Le dispositif proposé par le Sénat est différent de celui qui nous avait été soumis dans le cadre du projet de loi de finances pour 2010, et avait ensuite été censuré par le Conseil constitutionnel au motif qu'il s'agissait d'un cavalier budgétaire. Il s'inspire des conclusions du rapport d'information de Mme Françoise Férat, sénatrice, sur le Centre des monuments nationaux (CMN).

Les transferts ainsi relancés sont élargis à tous les monuments historiques qui, contrairement à ce que permettait le projet de loi de finances pour 2010, devront chaque fois être concernés en totalité, ce qui devrait éviter le dépeçage du patrimoine de l'État. La proposition de loi vise plus généralement à contenir les risques que ferait peser une dévolution insuffisamment encadrée.

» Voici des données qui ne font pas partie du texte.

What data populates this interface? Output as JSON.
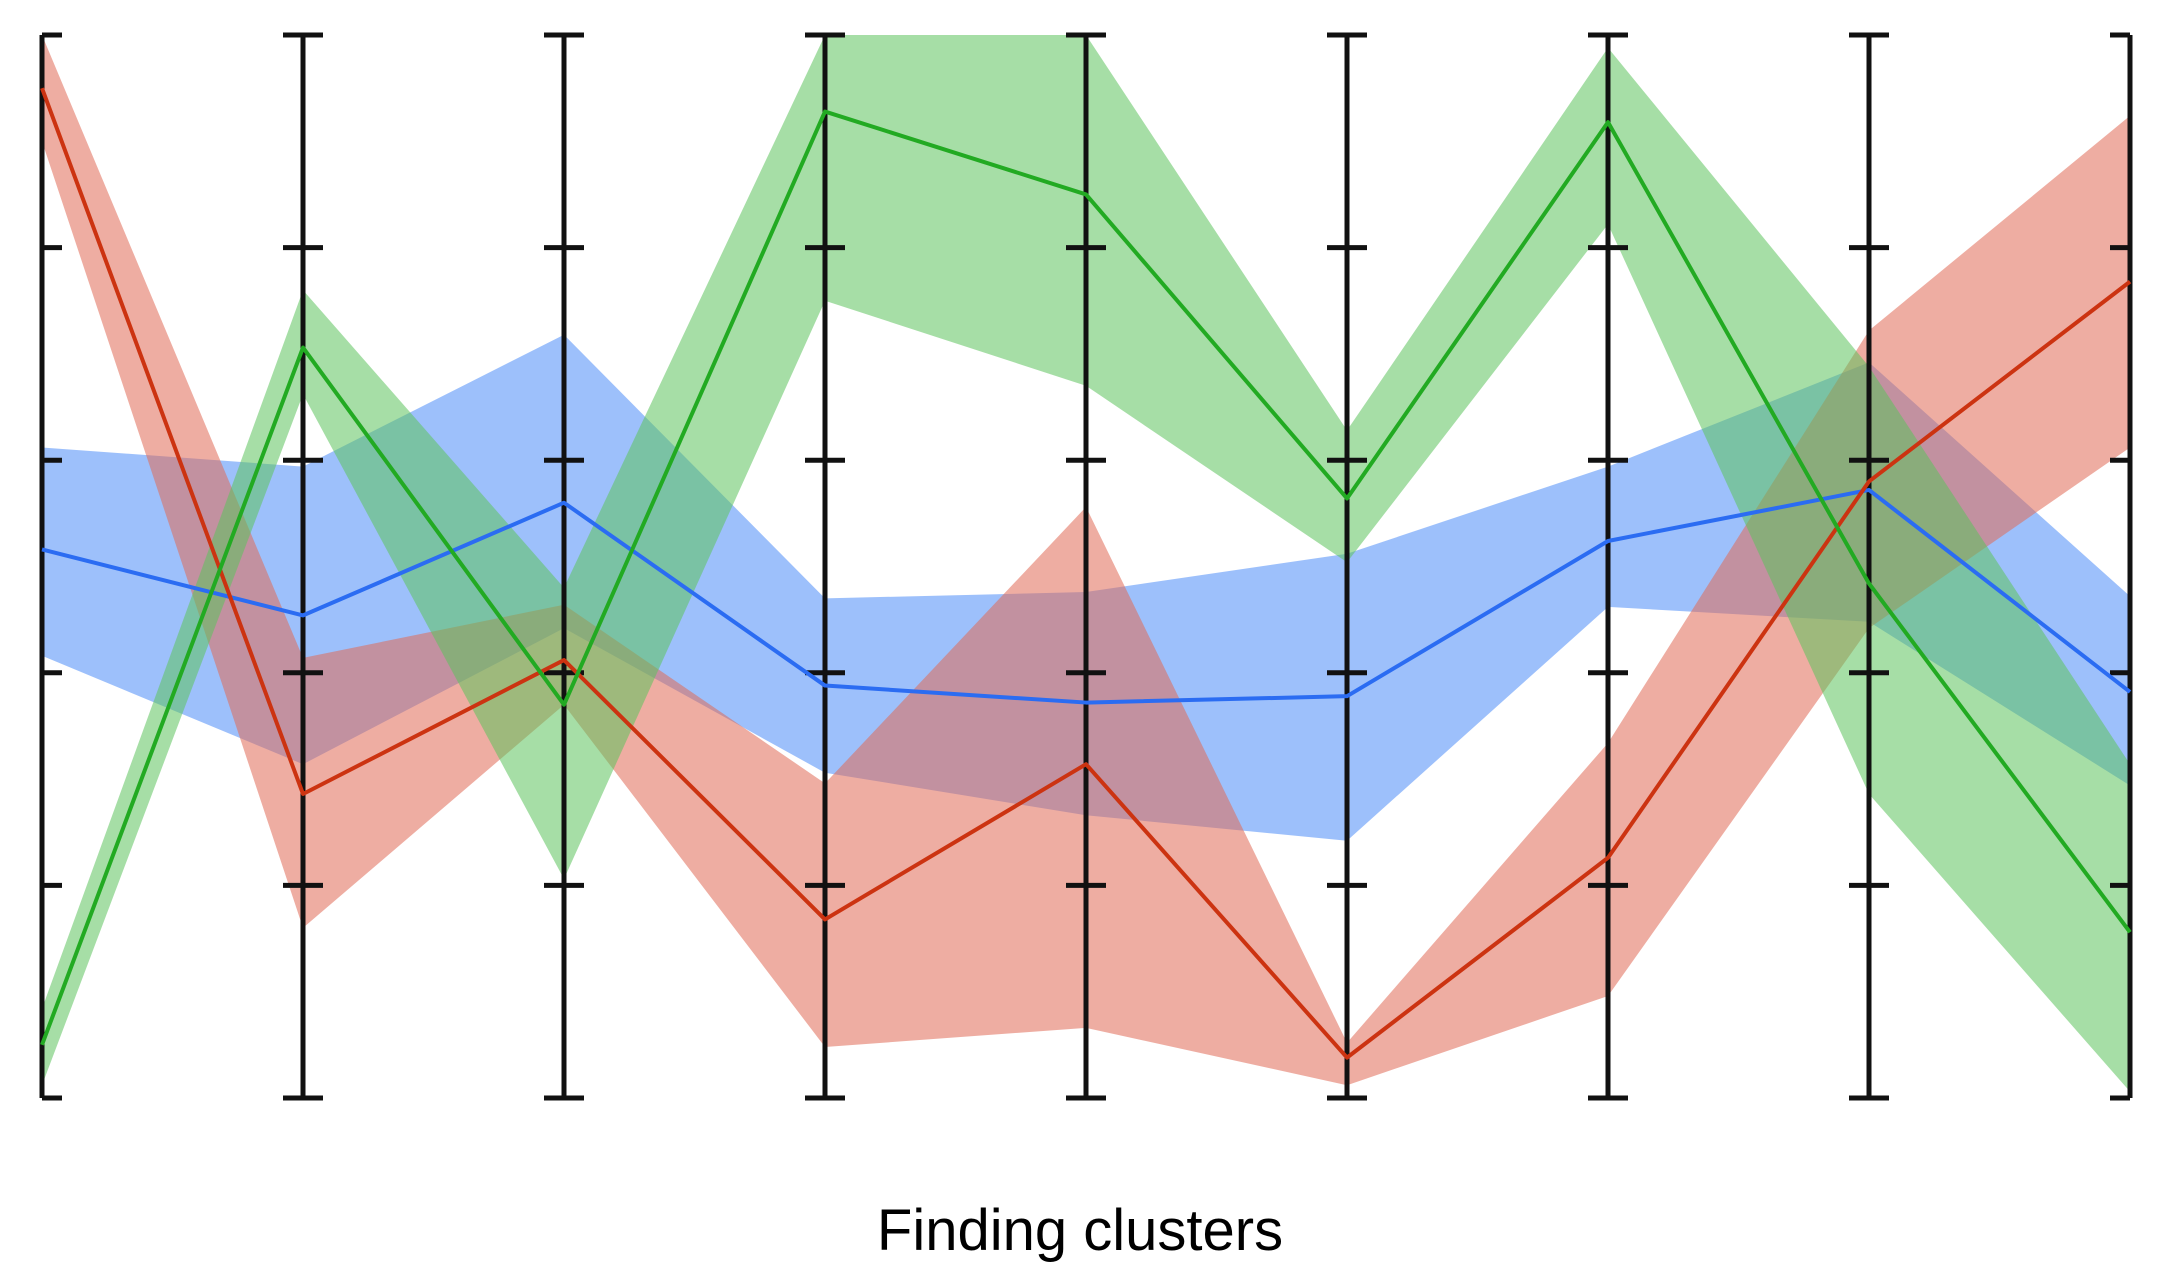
{
  "caption": "Finding clusters",
  "chart_data": {
    "type": "parallel-coordinates",
    "title": "",
    "axes_count": 9,
    "ylim": [
      0,
      5
    ],
    "ticks_per_axis": [
      0,
      1,
      2,
      3,
      4,
      5
    ],
    "grid": false,
    "legend": "none",
    "series": [
      {
        "color": "#2b6cf2",
        "band_color": "#4d8df7",
        "mean": [
          2.58,
          2.27,
          2.8,
          1.94,
          1.86,
          1.89,
          2.62,
          2.86,
          1.91
        ],
        "upper": [
          3.06,
          2.97,
          3.59,
          2.35,
          2.38,
          2.56,
          2.97,
          3.46,
          2.36
        ],
        "lower": [
          2.08,
          1.57,
          2.21,
          1.53,
          1.33,
          1.21,
          2.31,
          2.24,
          1.47
        ]
      },
      {
        "color": "#cc3311",
        "band_color": "#e06a55",
        "mean": [
          4.75,
          1.43,
          2.06,
          0.84,
          1.57,
          0.19,
          1.13,
          2.9,
          3.84
        ],
        "upper": [
          5.0,
          2.07,
          2.32,
          1.48,
          2.78,
          0.26,
          1.67,
          3.61,
          4.62
        ],
        "lower": [
          4.5,
          0.8,
          1.85,
          0.24,
          0.33,
          0.06,
          0.48,
          2.21,
          3.06
        ]
      },
      {
        "color": "#22aa22",
        "band_color": "#5cc35c",
        "mean": [
          0.25,
          3.53,
          1.85,
          4.64,
          4.25,
          2.82,
          4.59,
          2.42,
          0.78
        ],
        "upper": [
          0.42,
          3.8,
          2.4,
          5.0,
          5.0,
          3.14,
          4.94,
          3.44,
          1.57
        ],
        "lower": [
          0.06,
          3.31,
          1.03,
          3.75,
          3.35,
          2.52,
          4.11,
          1.43,
          0.03
        ]
      }
    ]
  }
}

Son premier apport est la création d'un Haut conseil du patrimoine, qui se verra assigner quatre missions principales.

Il aura tout d'abord à se prononcer sur tout projet de transfert à une collectivité territoriale dans le cadre fixé par l'article 4 de la proposition de loi, mais aussi sur tout projet de cession par l'État d'un monument historique à une personne publique ou privée. Les critères pris en compte seraient notamment ceux qui ont été dégagés par la commission Rémond.

En second lieu, il sera chargé d'identifier ceux des monuments historiques appartenant à l'État qui ont une vocation culturelle et, le cas échéant, d'élaborer des prescriptions permettant de respecter cette vocation.

Il devra ensuite se prononcer sur l'opportunité d'un déclassement du domaine public de tel ou tel de ces monuments en vue de sa vente, ou de tel ou tel monument transféré à une collectivité territoriale et susceptible ensuite d'être revendu.

Enfin, il aura à se prononcer sur les projets de baux emphytéotiques administratifs d'une durée supérieure à trente ans – précision qui, au regard de la polémique suscitée par l'affaire de l'Hôtel de la Marine, n'est pas sans utilité.

Ces dispositions conduiront à imposer, en amont de toute décision de cession, une analyse objective et scientifique, pour ce qui concerne tant le régime de propriété que l'utilisation, notamment culturelle, du monument concerné. Elles conforteront également le rôle du ministre de la culture dans le processus de transfert, garantissant ainsi la prise en compte d'une dimension patrimoniale et culturelle parfois négligée dans la nouvelle politique immobilière de l'État.

Enfin, cette proposition de loi comporte également une avancée réclamée de longue date par le Centre des monuments nationaux et par les défenseurs du patrimoine : elle consacre le système de péréquation du Centre de sorte que, demain, les monuments déficitaires continueront à bénéficier des excédents dégagés par les monuments bénéficiaires – on se souviendra à ce propos que, lors de son audition, Mme Isabelle Lemesle, présidente du CMN, a précisé que ces derniers, au nombre de six seulement, permettaient de faire vivre plus de 90 autres, largement déficitaires.

Pour ce qui concerne les autres dispositions, l'article 1erA consacre dans notre droit la notion de patrimoine mondial, qui n'a pas encore d'existence législative, afin d'assurer une meilleure protection de ce patrimoine. L'article 2 bis comporte une disposition attendue depuis fort longtemps par les défenseurs du patrimoine : la possibilité de classer des objets comme des ensembles cohérents et de grever des objets ou ensembles classés d'une servitude de maintien in situ – la lamentable affaire des « châteaux japonais » a naguère illustré les carences de notre arsenal législatif à cet égard.

Pour toutes ces raisons, mes chers collègues, je vous demande d'adopter la présente proposition de loi.